I loved the savory carne y papas Bogotano, even for breakfast.
Off we went North to Zipaquira to visit what Colombians voted "The" marvel of modern Colombia. A cathedral built underground in a massive salt mine.
The original cathedral was a small space in which miners offered prayers before starting their shift. It became a tourist attraction but was eventually deemed unsafe in the late 1980s.
So from 1990-95 the mine undertook a project to create a massive cathedral in the mine. And create it they did.
First are the fourteen stations of the cross providing a walking tour of Jesus' walk with and death on the cross. Stations are about 30-50 feet apart and feature huge crosses of 10-12 feet in height carved into the salt with stone prayer stands.
Once past the fourteen stations, you descend further into the chapel of the cathedral, a MASSIVE cavernous set of rooms with ceiling reaching 100 feet and pillars 30 feet around holding it all together.
There you see the main cross carved out of the rock. A 60-plus foot tall monolith in the dark under the rock and earth.
From the cathedral you can see the town of Zipaquira. About an hour north of Bogota, the town is about 110,000 people.

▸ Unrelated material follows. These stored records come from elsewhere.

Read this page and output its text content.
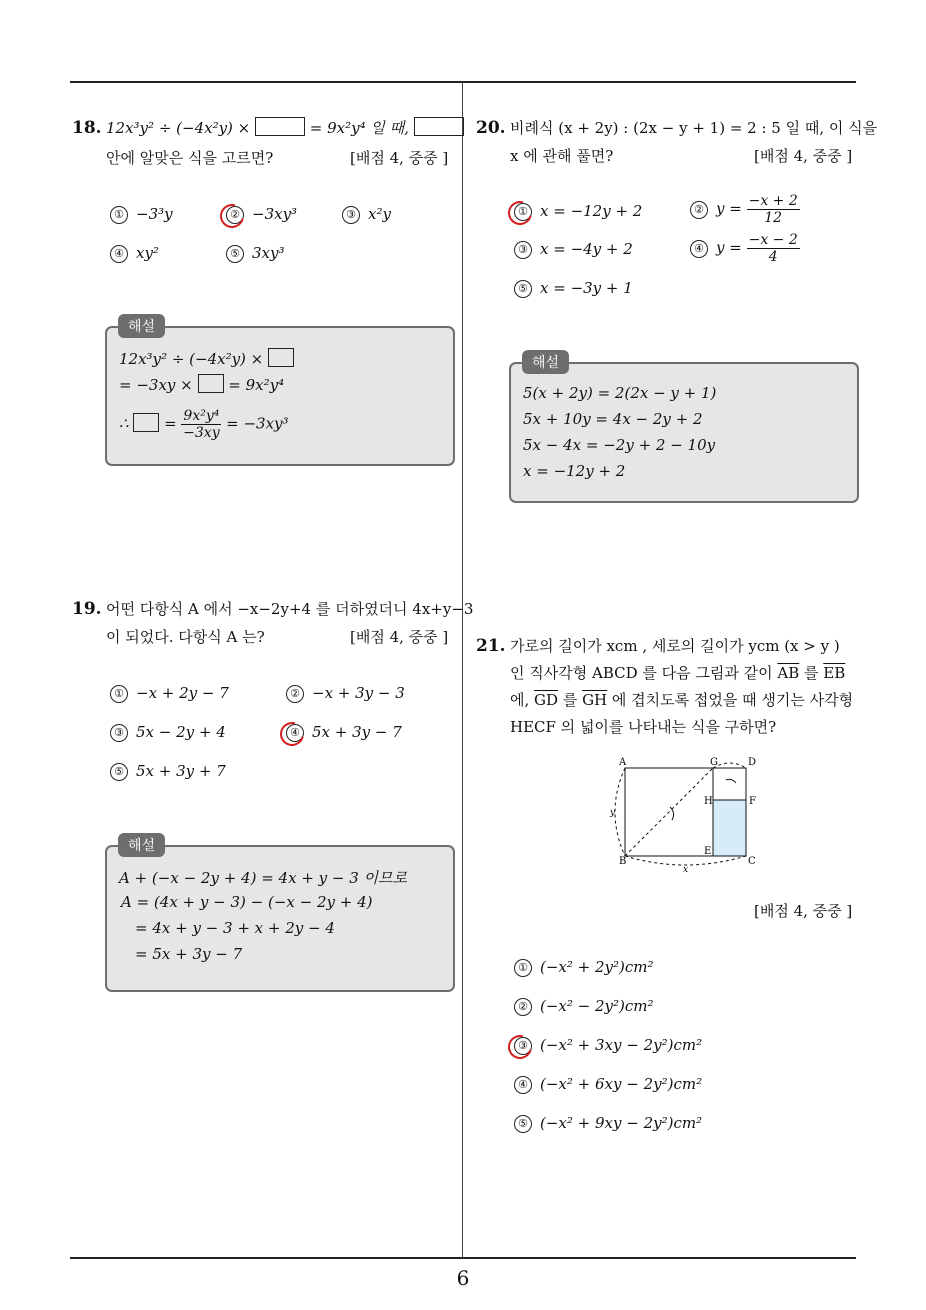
18. 12x³y² ÷ (−4x²y) ×	= 9x²y⁴ 일 때,
안에 알맞은 식을 고르면?	[배점 4, 중중 ]
① −3³y	② −3xy³	③ x²y
④ xy²	⑤ 3xy³
12x³y² ÷ (−4x²y) ×
= −3xy ×  = 9x²y⁴
∴  = $\frac{\text{9x²y⁴}}{-3xy} = -3xy^3$
해설
19. 어떤 다항식 A 에서 −x−2y+4 를 더하였더니 4x+y−3
이 되었다. 다항식 A 는?	[배점 4, 중중 ]
① −x + 2y − 7	② −x + 3y − 3
③ 5x − 2y + 4	④ 5x + 3y − 7
⑤ 5x + 3y + 7
A + (−x − 2y + 4) = 4x + y − 3 이므로
A = (4x + y − 3) − (−x − 2y + 4)
= 4x + y − 3 + x + 2y − 4
= 5x + 3y − 7
해설
20. 비례식 (x + 2y) : (2x − y + 1) = 2 : 5 일 때, 이 식을
x 에 관해 풀면?	[배점 4, 중중 ]
① x = −12y + 2	② $y = \frac{-x + 2}{12}$
③ x = −4y + 2	④ $y = \frac{-x - 2}{4}$
⑤ x = −3y + 1
5(x + 2y) = 2(2x − y + 1)
5x + 10y = 4x − 2y + 2
5x − 4x = −2y + 2 − 10y
x = −12y + 2
해설
21. 가로의 길이가 xcm , 세로의 길이가 ycm (x > y )
인 직사각형 ABCD 를 다음 그림과 같이 $\overline{AB}$ 를 $\overline{EB}$
에, $\overline{GD}$ 를 $\overline{GH}$ 에 겹치도록 접었을 때 생기는 사각형
HECF 의 넓이를 나타내는 식을 구하면?
A	G	D
H	F
E
B	C
y
x
[배점 4, 중중 ]
① (−x² + 2y²)cm²
② (−x² − 2y²)cm²
③ (−x² + 3xy − 2y²)cm²
④ (−x² + 6xy − 2y²)cm²
⑤ (−x² + 9xy − 2y²)cm²
6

Some of those people have a job of taking meat from the kitchen and putting it on vertical spits standing over hunks of burning logs. Not a bad advertisement for your restaurant.
Like I said...meat on sticks. Beef, pork, and LAMB!
Here's the name of our lunch joint.
Here's what they do for you. Order by the number of people you have. Hunks of meat, yuca, plantains, roast potatoes, and guacamole.
Plantains and guacamole get the close-up here.
Sadly, there was some food left on the plate when we were done. It wasn't much though.